Lin, Qixuan, Yan, Yuhuan, Wang, Xiaohui, Cheng, Banggui, Meng, Ling, Yue, Fengxia, Lan, Wu, Sun, Runcang, Ren, Junli
ACS sustainable chemistry & engineering 2019 v.7 no.5 pp. 5309-5317
arabinose, biorefining, catalysts, cellulose, chemical structure, chromatography, corn cobs, enzymatic hydrolysis, ferric chloride, furfural, glucose, hydrolysis, lignin, nuclear magnetic resonance spectroscopy, permeability, temperature, xylan, xylose
A facile approach to a corncob biorefinery, focusing on both carbohydrate valorization and lignin stabilization, was proposed to coproduce platform chemicals (glucose, xylose, arabinose, and furfural) and lignin. Different metal chloride prehydrolyses of corncob in the biphasic system (2-methyltetrahydrofuran/H₂O) were first carried out, followed by enzymatic hydrolysis of treated corncob. It was found that the dissolution and recovery of carbohydrate and lignin were dependent on the prehydrolysis conditions (metal chloride concentration, temperature, and time); 82.9% xylose with 56.2% arabinose was produced at 140 °C for 20 min using 25 mM FeCl₃, and subsequently, furfural was generated in a yield of 60.0% from this hydrolysate-containing biphasic system by increasing the temperature to 180 °C for 120 min.
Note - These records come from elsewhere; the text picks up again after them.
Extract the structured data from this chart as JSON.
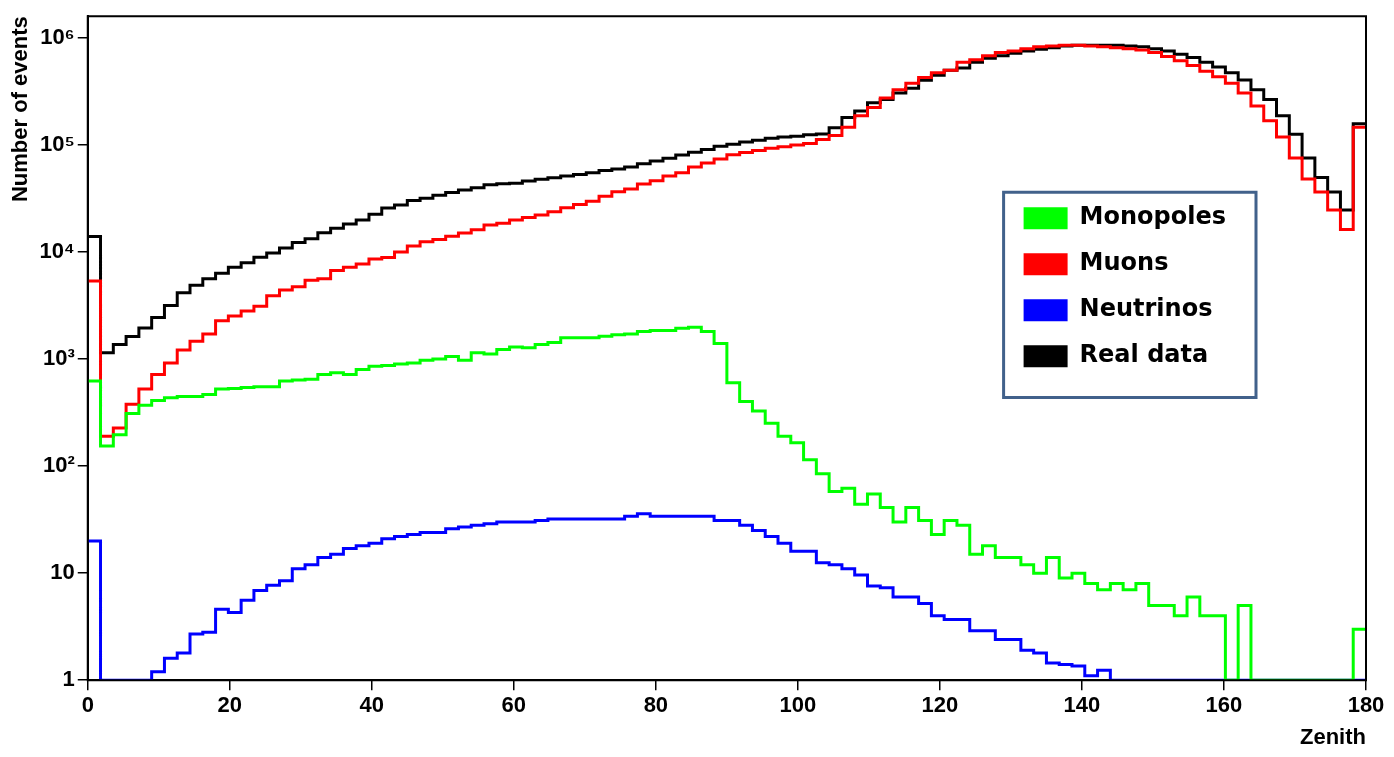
{
  "chart_data": {
    "type": "histogram",
    "xlabel": "Zenith",
    "ylabel": "Number of events",
    "log": "y",
    "legend": "right",
    "xlim": [
      0,
      180
    ],
    "xticks": [
      0,
      20,
      40,
      60,
      80,
      100,
      120,
      140,
      160,
      180
    ],
    "ylim": [
      1,
      1600000
    ],
    "yticks": [
      1,
      10,
      {
        "value": 100,
        "label": "10²"
      },
      {
        "value": 1000,
        "label": "10³"
      },
      {
        "value": 10000,
        "label": "10⁴"
      },
      {
        "value": 100000,
        "label": "10⁵"
      },
      {
        "value": 1000000,
        "label": "10⁶"
      }
    ],
    "bins": [
      0,
      1.8,
      3.6,
      5.4,
      7.2,
      9,
      10.8,
      12.6,
      14.4,
      16.2,
      18,
      19.8,
      21.6,
      23.4,
      25.2,
      27,
      28.8,
      30.6,
      32.4,
      34.2,
      36,
      37.8,
      39.6,
      41.4,
      43.2,
      45,
      46.8,
      48.6,
      50.4,
      52.2,
      54,
      55.8,
      57.6,
      59.4,
      61.2,
      63,
      64.8,
      66.6,
      68.4,
      70.2,
      72,
      73.8,
      75.6,
      77.4,
      79.2,
      81,
      82.8,
      84.6,
      86.4,
      88.2,
      90,
      91.8,
      93.6,
      95.4,
      97.2,
      99,
      100.8,
      102.6,
      104.4,
      106.2,
      108,
      109.8,
      111.6,
      113.4,
      115.2,
      117,
      118.8,
      120.6,
      122.4,
      124.2,
      126,
      127.8,
      129.6,
      131.4,
      133.2,
      135,
      136.8,
      138.6,
      140.4,
      142.2,
      144,
      145.8,
      147.6,
      149.4,
      151.2,
      153,
      154.8,
      156.6,
      158.4,
      160.2,
      162,
      163.8,
      165.6,
      167.4,
      169.2,
      171,
      172.8,
      174.6,
      176.4,
      178.2,
      180
    ],
    "series": [
      {
        "name": "Monopoles",
        "color": "#00ff00",
        "values": [
          625,
          154,
          197,
          311,
          370,
          411,
          435,
          447,
          447,
          466,
          525,
          532,
          543,
          551,
          551,
          625,
          638,
          647,
          720,
          745,
          720,
          800,
          859,
          871,
          902,
          921,
          975,
          1000,
          1058,
          975,
          1150,
          1116,
          1230,
          1300,
          1280,
          1370,
          1430,
          1580,
          1580,
          1580,
          1640,
          1690,
          1720,
          1810,
          1850,
          1850,
          1940,
          1980,
          1810,
          1400,
          603,
          402,
          328,
          252,
          190,
          165,
          115,
          85,
          58,
          62,
          44,
          55,
          41,
          30,
          41,
          31,
          23,
          31,
          28,
          15,
          18,
          14,
          14,
          12,
          10,
          14,
          9,
          10,
          8,
          7,
          8,
          7,
          8,
          5,
          5,
          4,
          6,
          4,
          4,
          1,
          5,
          1,
          1,
          1,
          1,
          1,
          1,
          1,
          1,
          3
        ]
      },
      {
        "name": "Muons",
        "color": "#ff0000",
        "values": [
          5370,
          190,
          227,
          378,
          525,
          720,
          918,
          1220,
          1470,
          1720,
          2280,
          2530,
          2810,
          3120,
          3900,
          4430,
          4750,
          5460,
          5650,
          6740,
          7230,
          7760,
          8620,
          8920,
          10000,
          11400,
          12500,
          13100,
          14100,
          15100,
          16200,
          17900,
          18600,
          20000,
          21000,
          22200,
          23800,
          25900,
          27800,
          29800,
          33300,
          36700,
          38900,
          43200,
          46300,
          51400,
          55200,
          62500,
          68000,
          74000,
          81100,
          85100,
          88800,
          93200,
          96500,
          100000,
          103500,
          112700,
          123000,
          147000,
          188000,
          224000,
          276000,
          329000,
          378000,
          427000,
          473000,
          500000,
          594000,
          628000,
          682000,
          731000,
          758000,
          796000,
          831000,
          843000,
          855000,
          855000,
          843000,
          831000,
          813000,
          796000,
          774000,
          731000,
          672000,
          615000,
          554000,
          490000,
          435000,
          378000,
          307000,
          232000,
          169000,
          119000,
          75900,
          48200,
          36400,
          24800,
          16300,
          147000
        ]
      },
      {
        "name": "Neutrinos",
        "color": "#0000ff",
        "values": [
          20,
          1,
          1,
          1,
          1,
          1.2,
          1.6,
          1.8,
          2.7,
          2.8,
          4.6,
          4.3,
          5.6,
          6.9,
          7.7,
          8.5,
          11,
          12,
          14,
          15,
          17,
          18,
          19,
          21,
          22,
          23,
          24,
          24,
          26,
          27,
          28,
          29,
          30,
          30,
          30,
          31,
          32,
          32,
          32,
          32,
          32,
          32,
          34,
          36,
          34,
          34,
          34,
          34,
          34,
          31,
          31,
          28,
          25,
          22,
          19,
          16,
          16,
          12.5,
          12,
          11,
          9.6,
          7.6,
          7.3,
          6,
          6,
          5.2,
          4,
          3.7,
          3.7,
          2.9,
          2.9,
          2.4,
          2.4,
          1.9,
          1.8,
          1.45,
          1.4,
          1.36,
          1.1,
          1.24,
          1,
          1,
          1,
          1,
          1,
          1,
          1,
          1,
          1,
          1,
          1,
          1,
          1,
          1,
          1,
          1,
          1,
          1,
          1,
          1
        ]
      },
      {
        "name": "Real data",
        "color": "#000000",
        "values": [
          14000,
          1150,
          1370,
          1630,
          1950,
          2450,
          3170,
          4170,
          4900,
          5640,
          6340,
          7230,
          7960,
          8930,
          9830,
          10900,
          12300,
          13300,
          15200,
          16700,
          18300,
          20000,
          22600,
          25800,
          27500,
          30300,
          31800,
          34000,
          36000,
          38000,
          40000,
          42500,
          43600,
          44000,
          46200,
          47900,
          49500,
          51300,
          53200,
          55000,
          57800,
          59800,
          62400,
          67000,
          70800,
          75400,
          80900,
          85500,
          91000,
          97700,
          102000,
          107000,
          111000,
          116000,
          119000,
          121000,
          125000,
          127000,
          145000,
          181000,
          208000,
          248000,
          267000,
          307000,
          339000,
          404000,
          449000,
          500000,
          525000,
          594000,
          646000,
          682000,
          721000,
          758000,
          785000,
          813000,
          843000,
          855000,
          855000,
          855000,
          855000,
          843000,
          831000,
          796000,
          758000,
          706000,
          659000,
          594000,
          535000,
          473000,
          406000,
          329000,
          267000,
          188000,
          126000,
          75900,
          49900,
          36400,
          24800,
          158000
        ]
      }
    ]
  }
}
The FeCl₃ prehydrolysis of corncob released 99% xylan, retained 91% cellulose, and showed a significant enhancement in the cellulose enzymatic hydrolysis rate of 4.9-fold as compared to that for raw corncob. The chemical structure of the leftover lignin-linked tricin was similar to that of native lignin according to gas permeation chromatography and two-dimensional ¹³C–¹H correlation heteronuclear single-quantum coherence nuclear magnetic resonance characterization, which provided a useful substrate for the production of fine and bulk chemicals.